Defense attorney Susan Henderson argued her client was innocent. She pointed out discrepancies in witnesses’ testimony, including differing descriptions of what the gunman was wearing.
She said those testifying to the earlier altercation between McKelvey and the Owens’ brothers were all associated with the Owens family and prejudiced against McKelvey, whom they hated already.
She disputed whether McKelvey had time to commit the crime, as that day he’d picked up his paycheck at a company on Gateway Road in east Columbus, and didn’t leave that location until around 1:30 p.m. That left him only 20 minutes to get to Adair Avenue before Owens’ shooting.
Some witnesses said the gunman they saw waited 10 or 15 minutes for Owens to come down the drive from Rivers Homes, leaving even less time for McKelvey to have made it there from Gateway Road, she said.
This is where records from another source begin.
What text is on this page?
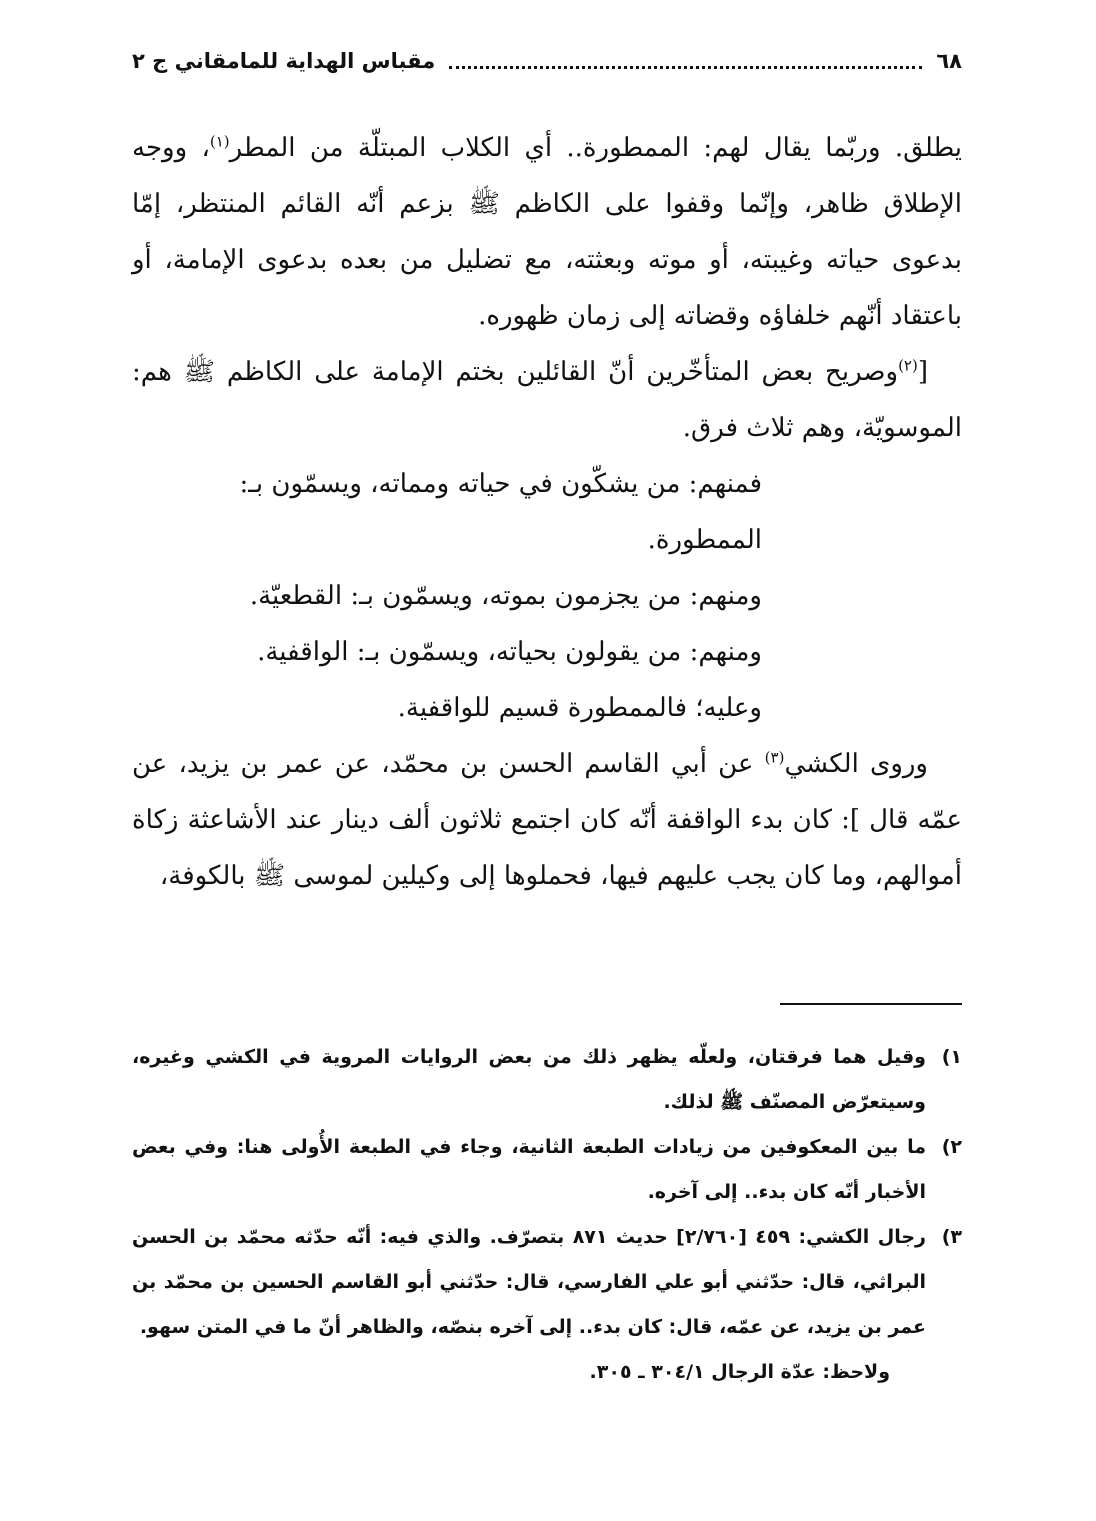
٦٨
مقباس الهداية للمامقاني ج ٢

يطلق. وربّما يقال لهم: الممطورة.. أي الكلاب المبتلّة من المطر$^{(١)}$، ووجه الإطلاق ظاهر، وإنّما وقفوا على الكاظم ﷺ بزعم أنّه القائم المنتظر، إمّا بدعوى حياته وغيبته، أو موته وبعثته، مع تضليل من بعده بدعوى الإمامة، أو باعتقاد أنّهم خلفاؤه وقضاته إلى زمان ظهوره.

[$^{(٢)}$وصريح بعض المتأخّرين أنّ القائلين بختم الإمامة على الكاظم ﷺ هم: الموسويّة، وهم ثلاث فرق.

فمنهم: من يشكّون في حياته ومماته، ويسمّون بـ: الممطورة.

ومنهم: من يجزمون بموته، ويسمّون بـ: القطعيّة.

ومنهم: من يقولون بحياته، ويسمّون بـ: الواقفية.

وعليه؛ فالممطورة قسيم للواقفية.

وروى الكشي$^{(٣)}$ عن أبي القاسم الحسن بن محمّد، عن عمر بن يزيد، عن عمّه قال ]: كان بدء الواقفة أنّه كان اجتمع ثلاثون ألف دينار عند الأشاعثة زكاة أموالهم، وما كان يجب عليهم فيها، فحملوها إلى وكيلين لموسى ﷺ بالكوفة،

١)
وقيل هما فرقتان، ولعلّه يظهر ذلك من بعض الروايات المروية في الكشي وغيره، وسيتعرّض المصنّف ﷺ لذلك.
٢)
ما بين المعكوفين من زيادات الطبعة الثانية، وجاء في الطبعة الأُولى هنا: وفي بعض الأخبار أنّه كان بدء.. إلى آخره.
٣)
رجال الكشي: ٤٥٩ [٢/٧٦٠] حديث ٨٧١ بتصرّف. والذي فيه: أنّه حدّثه محمّد بن الحسن البراثي، قال: حدّثني أبو علي الفارسي، قال: حدّثني أبو القاسم الحسين بن محمّد بن عمر بن يزيد، عن عمّه، قال: كان بدء.. إلى آخره بنصّه، والظاهر أنّ ما في المتن سهو.
ولاحظ: عدّة الرجال ٣٠٤/١ ـ ٣٠٥.
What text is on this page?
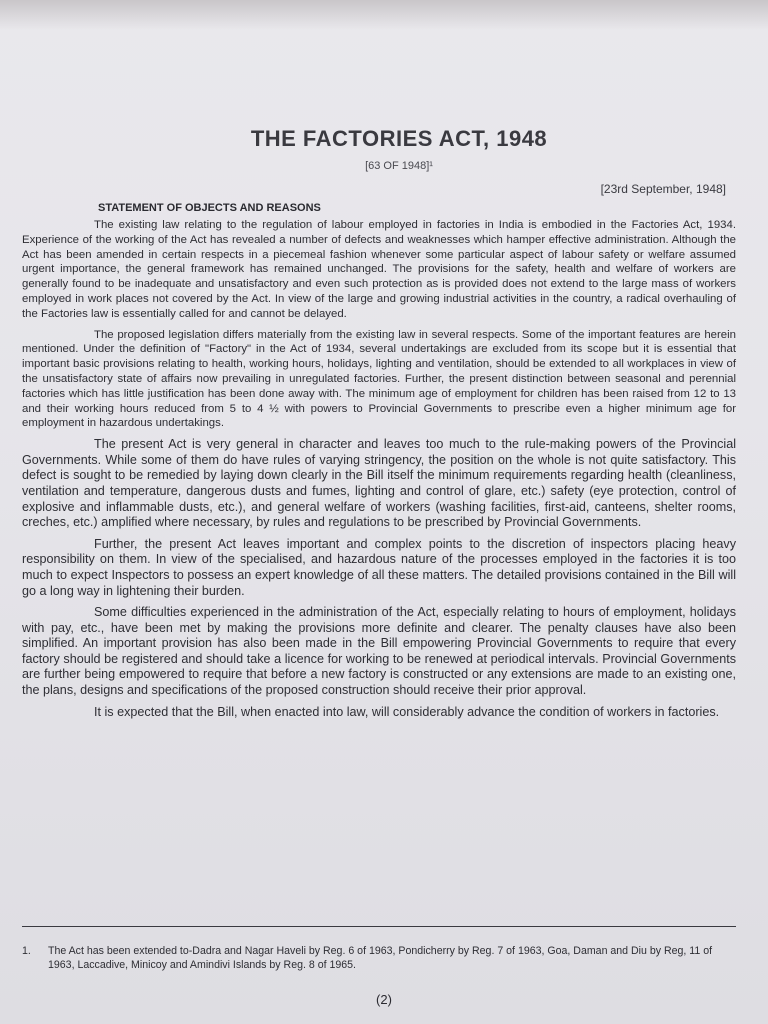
THE FACTORIES ACT, 1948
[63 OF 1948]¹
[23rd September, 1948]
STATEMENT OF OBJECTS AND REASONS

The existing law relating to the regulation of labour employed in factories in India is embodied in the Factories Act, 1934. Experience of the working of the Act has revealed a number of defects and weaknesses which hamper effective administration. Although the Act has been amended in certain respects in a piecemeal fashion whenever some particular aspect of labour safety or welfare assumed urgent importance, the general framework has remained unchanged. The provisions for the safety, health and welfare of workers are generally found to be inadequate and unsatisfactory and even such protection as is provided does not extend to the large mass of workers employed in work places not covered by the Act. In view of the large and growing industrial activities in the country, a radical overhauling of the Factories law is essentially called for and cannot be delayed.

The proposed legislation differs materially from the existing law in several respects. Some of the important features are herein mentioned. Under the definition of "Factory" in the Act of 1934, several undertakings are excluded from its scope but it is essential that important basic provisions relating to health, working hours, holidays, lighting and ventilation, should be extended to all workplaces in view of the unsatisfactory state of affairs now prevailing in unregulated factories. Further, the present distinction between seasonal and perennial factories which has little justification has been done away with. The minimum age of employment for children has been raised from 12 to 13 and their working hours reduced from 5 to 4 ½ with powers to Provincial Governments to prescribe even a higher minimum age for employment in hazardous undertakings.

The present Act is very general in character and leaves too much to the rule-making powers of the Provincial Governments. While some of them do have rules of varying stringency, the position on the whole is not quite satisfactory. This defect is sought to be remedied by laying down clearly in the Bill itself the minimum requirements regarding health (cleanliness, ventilation and temperature, dangerous dusts and fumes, lighting and control of glare, etc.) safety (eye protection, control of explosive and inflammable dusts, etc.), and general welfare of workers (washing facilities, first-aid, canteens, shelter rooms, creches, etc.) amplified where necessary, by rules and regulations to be prescribed by Provincial Governments.

Further, the present Act leaves important and complex points to the discretion of inspectors placing heavy responsibility on them. In view of the specialised, and hazardous nature of the processes employed in the factories it is too much to expect Inspectors to possess an expert knowledge of all these matters. The detailed provisions contained in the Bill will go a long way in lightening their burden.

Some difficulties experienced in the administration of the Act, especially relating to hours of employment, holidays with pay, etc., have been met by making the provisions more definite and clearer. The penalty clauses have also been simplified. An important provision has also been made in the Bill empowering Provincial Governments to require that every factory should be registered and should take a licence for working to be renewed at periodical intervals. Provincial Governments are further being empowered to require that before a new factory is constructed or any extensions are made to an existing one, the plans, designs and specifications of the proposed construction should receive their prior approval.

It is expected that the Bill, when enacted into law, will considerably advance the condition of workers in factories.

1.	The Act has been extended to-Dadra and Nagar Haveli by Reg. 6 of 1963, Pondicherry by Reg. 7 of 1963, Goa, Daman and Diu by Reg, 11 of 1963, Laccadive, Minicoy and Amindivi Islands by Reg. 8 of 1965.
(2)
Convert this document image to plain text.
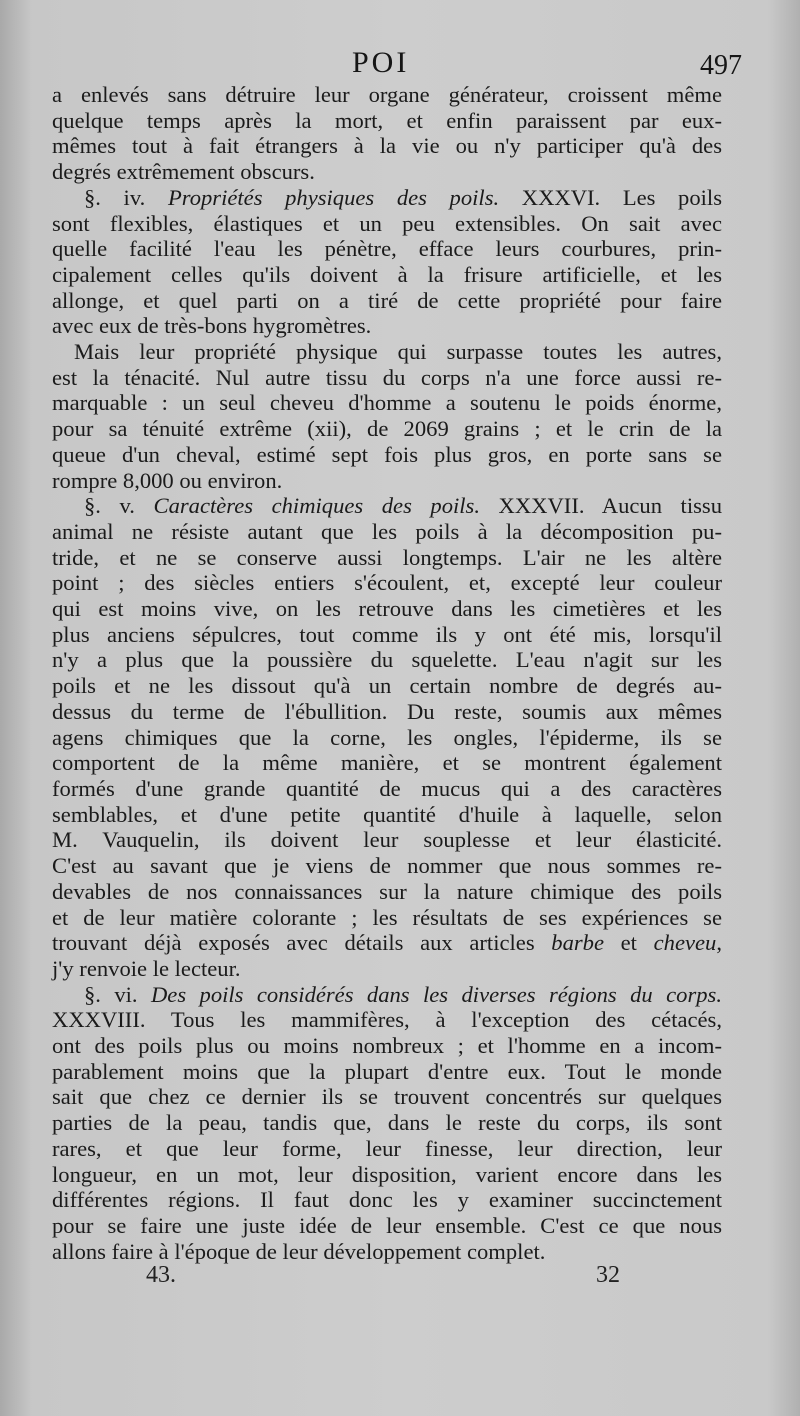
POI	497
a enlevés sans détruire leur organe générateur, croissent même
quelque temps après la mort, et enfin paraissent par eux-
mêmes tout à fait étrangers à la vie ou n'y participer qu'à des
degrés extrêmement obscurs.
§. iv. Propriétés physiques des poils. XXXVI. Les poils
sont flexibles, élastiques et un peu extensibles. On sait avec
quelle facilité l'eau les pénètre, efface leurs courbures, prin-
cipalement celles qu'ils doivent à la frisure artificielle, et les
allonge, et quel parti on a tiré de cette propriété pour faire
avec eux de très-bons hygromètres.
Mais leur propriété physique qui surpasse toutes les autres,
est la ténacité. Nul autre tissu du corps n'a une force aussi re-
marquable : un seul cheveu d'homme a soutenu le poids énorme,
pour sa ténuité extrême (xii), de 2069 grains ; et le crin de la
queue d'un cheval, estimé sept fois plus gros, en porte sans se
rompre 8,000 ou environ.
§. v. Caractères chimiques des poils. XXXVII. Aucun tissu
animal ne résiste autant que les poils à la décomposition pu-
tride, et ne se conserve aussi longtemps. L'air ne les altère
point ; des siècles entiers s'écoulent, et, excepté leur couleur
qui est moins vive, on les retrouve dans les cimetières et les
plus anciens sépulcres, tout comme ils y ont été mis, lorsqu'il
n'y a plus que la poussière du squelette. L'eau n'agit sur les
poils et ne les dissout qu'à un certain nombre de degrés au-
dessus du terme de l'ébullition. Du reste, soumis aux mêmes
agens chimiques que la corne, les ongles, l'épiderme, ils se
comportent de la même manière, et se montrent également
formés d'une grande quantité de mucus qui a des caractères
semblables, et d'une petite quantité d'huile à laquelle, selon
M. Vauquelin, ils doivent leur souplesse et leur élasticité.
C'est au savant que je viens de nommer que nous sommes re-
devables de nos connaissances sur la nature chimique des poils
et de leur matière colorante ; les résultats de ses expériences se
trouvant déjà exposés avec détails aux articles barbe et cheveu,
j'y renvoie le lecteur.
§. vi. Des poils considérés dans les diverses régions du corps.
XXXVIII. Tous les mammifères, à l'exception des cétacés,
ont des poils plus ou moins nombreux ; et l'homme en a incom-
parablement moins que la plupart d'entre eux. Tout le monde
sait que chez ce dernier ils se trouvent concentrés sur quelques
parties de la peau, tandis que, dans le reste du corps, ils sont
rares, et que leur forme, leur finesse, leur direction, leur
longueur, en un mot, leur disposition, varient encore dans les
différentes régions. Il faut donc les y examiner succinctement
pour se faire une juste idée de leur ensemble. C'est ce que nous
allons faire à l'époque de leur développement complet.
43.	32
The 911 recording from Cobb’s following the black Pontiac with his wife didn’t sound like a chase, Henderson said. The call came from Cobb’s wife, who did not testify. On the recording, she didn’t sound excited, like she was in hot pursuit of a fleeing killer, the attorney said.
Henderson said it’s more likely the call was staged, and Cobb got the Pontiac’s partial license plate from the Owens family, who would have seen it two days earlier.
Prosecutors produced no murder weapon, no fingerprints and no DNA evidence, Henderson noted, adding, “I submit to you that this case has not been proven.”
Williams countered that Henderson’s explanation amounted to a “grand conspiracy” against McKelvey, and it would have had to involve people who didn’t even know him. “That’s just absolutely ridiculous,” the prosecutor said.
Jurors began their deliberations about 1:40 p.m. and announced they had a verdict at 4 p.m.
Henderson said McKelvey will appeal, but will have another attorney for that. “He has many grounds for appeal,” she said, adding that she likely will file a motion seeking a new trial before another attorney takes the case.
“We fought a good battle,” she said of the trial.
Said Williams, the lead prosecutor: “We’re just pleased that justice was done for Corey Owens, and Mr. McKelvey was held accountable for what he did.”